The village of Colwick was listed in the Domesday survey. For centuries, it was a farming community on the banks of the river Trent, where the Byron and Manvers families were the major landowners. In the 19th century, the expansion of Nottingham, the coming of the railways and the increased use of the river Trent for transport all led to Colwick becoming an industrial centre. Between 1870 and 1970 the railway yards between Colwick and Netherfield were one of the most important goods centres in the country.

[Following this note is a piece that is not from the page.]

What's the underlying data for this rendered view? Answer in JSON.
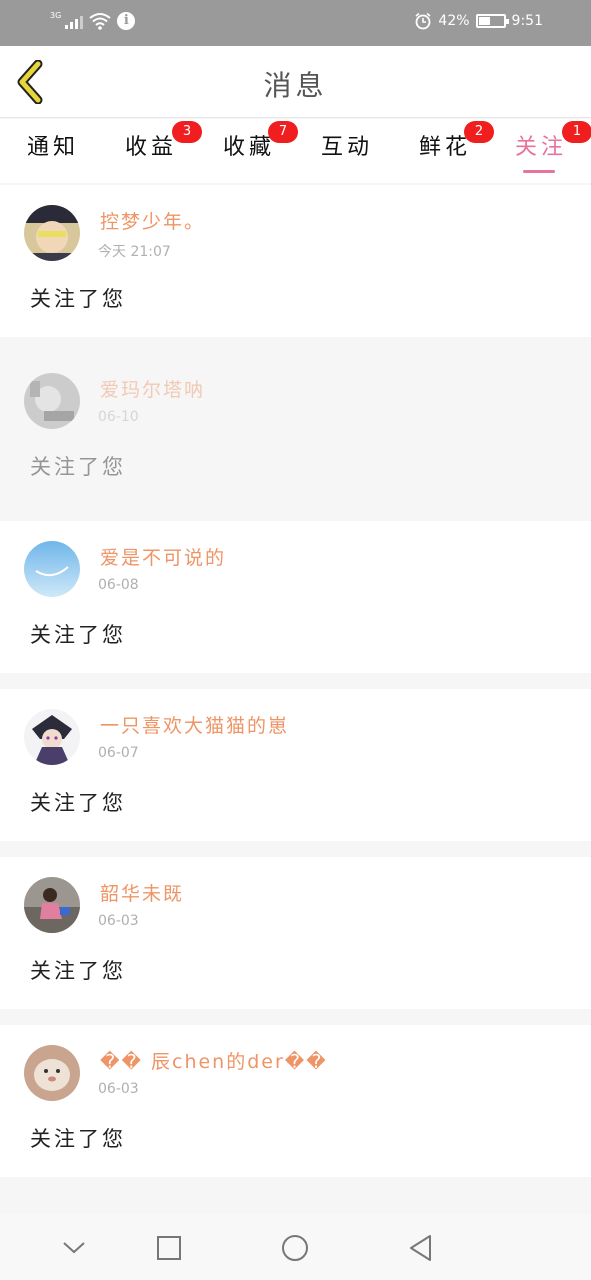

In 1917, construction of a new light industrial estate was begun on the flood meadows and the former gravel pits between Colwick and Netherfield. At the time, a planned estate of industrial units was a new initiative of the government. The site became the location of a petroleum depot, established to distribute fuel for motor vehicles and served by barges along the river Trent. The estate was serviced by a light railway connected to the Great Northern Railway marshalling yard, and by 1924 was occupied by oil storage facilities, engineering works and concrete manufacturing. Later additions included a soap factory, a sugar beet factory and pet food production.

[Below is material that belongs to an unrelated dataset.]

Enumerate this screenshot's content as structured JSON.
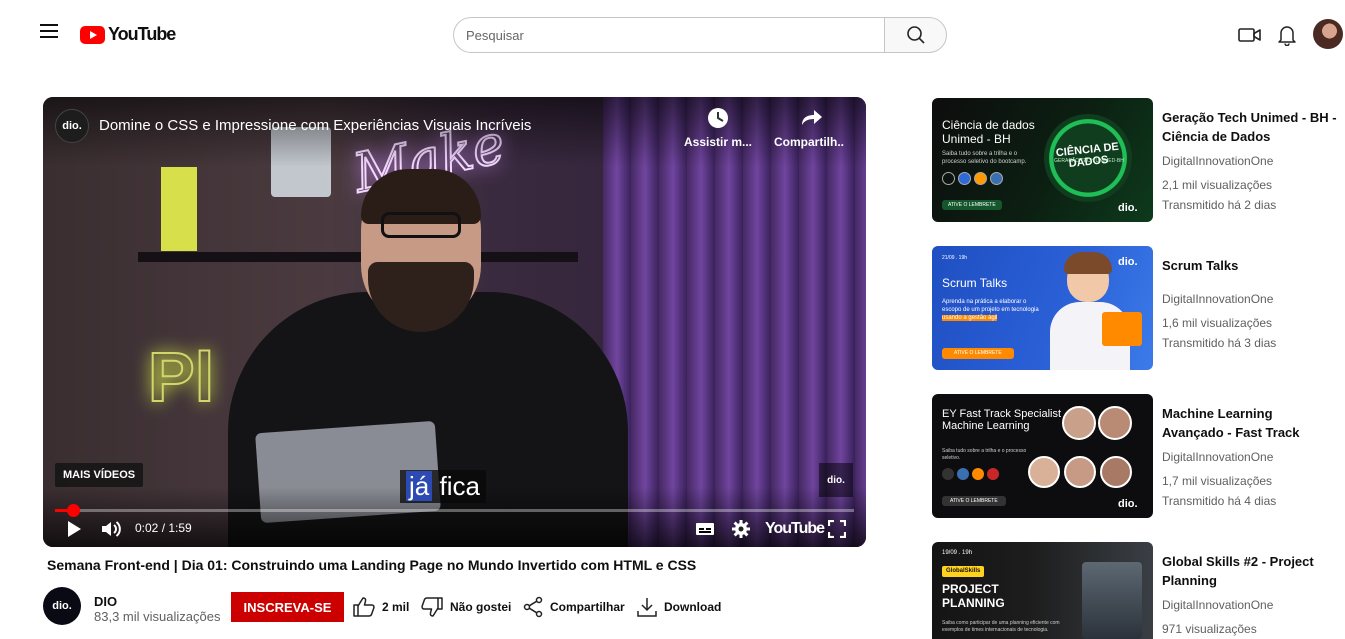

The parish of Colwick was included as a detached part of Basford Rural District in 1894. In 1933 the parish was divided; the western half was transferred to the city of Nottingham and, in 1935, the remaining portion of the parish merged into Carlton Urban District. Colwick Village is the name now given to the settlement lying between the railway and the river Trent. Since the mid-1980s new housing has been located on land formerly occupied by the industrial estate.